Pityriasis Lichenoides et Varioliformis Acuta (PLVA) is a rare, self-limiting inflammatory skin condition characterized by the development of small, firm, reddish-brown papules or nodules that may eventually progress to form vesicles or pustules. The condition primarily affects children and young adults, with a peak incidence occurring in the second and third decades of life.
The exact cause of PLVA is still unknown, although it is believed to involve an abnormal immune response triggered by certain infectious agents or other factors that are yet to be determined. The condition is not contagious and does not have a hereditary component.

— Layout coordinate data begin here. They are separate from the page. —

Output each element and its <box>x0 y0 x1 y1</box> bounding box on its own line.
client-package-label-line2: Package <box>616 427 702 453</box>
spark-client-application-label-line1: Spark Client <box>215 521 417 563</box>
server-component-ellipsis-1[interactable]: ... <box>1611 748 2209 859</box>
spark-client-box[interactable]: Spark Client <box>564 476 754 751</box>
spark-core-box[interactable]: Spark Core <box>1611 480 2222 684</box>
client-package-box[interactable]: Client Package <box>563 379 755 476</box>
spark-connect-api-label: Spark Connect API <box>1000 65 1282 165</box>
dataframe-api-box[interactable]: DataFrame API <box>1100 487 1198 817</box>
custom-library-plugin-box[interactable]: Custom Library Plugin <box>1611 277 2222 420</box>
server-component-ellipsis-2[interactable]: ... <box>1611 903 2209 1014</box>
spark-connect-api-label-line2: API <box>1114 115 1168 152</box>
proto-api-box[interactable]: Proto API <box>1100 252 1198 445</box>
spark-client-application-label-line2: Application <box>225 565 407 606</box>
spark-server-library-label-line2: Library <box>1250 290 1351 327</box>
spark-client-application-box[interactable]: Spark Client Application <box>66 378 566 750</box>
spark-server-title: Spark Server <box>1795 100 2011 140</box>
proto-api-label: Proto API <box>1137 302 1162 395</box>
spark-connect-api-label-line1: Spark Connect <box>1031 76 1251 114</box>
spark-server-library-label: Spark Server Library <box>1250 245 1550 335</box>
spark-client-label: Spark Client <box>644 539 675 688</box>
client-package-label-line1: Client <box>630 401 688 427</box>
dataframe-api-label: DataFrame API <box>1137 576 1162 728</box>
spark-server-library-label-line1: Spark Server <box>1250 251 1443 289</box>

Symptoms of PLVA typically include an abrupt onset of multiple papules or nodules that may be itchy or tender. These lesions usually appear on the trunk, buttocks, thighs, or upper extremities. Over time, the papules or nodules evolve into vesicles or pustules before finally resolving, leaving behind pigmented or hypopigmented scars.
The diagnosis of PLVA is primarily clinical, based on the characteristic appearance of the skin lesions and the typical course of the condition. In some cases, a skin biopsy may be performed to confirm the diagnosis and rule out other similar dermatologic conditions.
Treatment options for PLVA aim to alleviate symptoms, reduce the acute inflammatory response, and prevent scarring. Topical or systemic corticosteroids, phototherapy, antibiotics, or immunosuppressive drugs may be used depending on the severity of the disease. Prognosis is generally good, with most cases resolving within several weeks to months, although recurrent episodes may occur in some individuals. Regular follow-up is recommended to monitor the progression and response to treatment.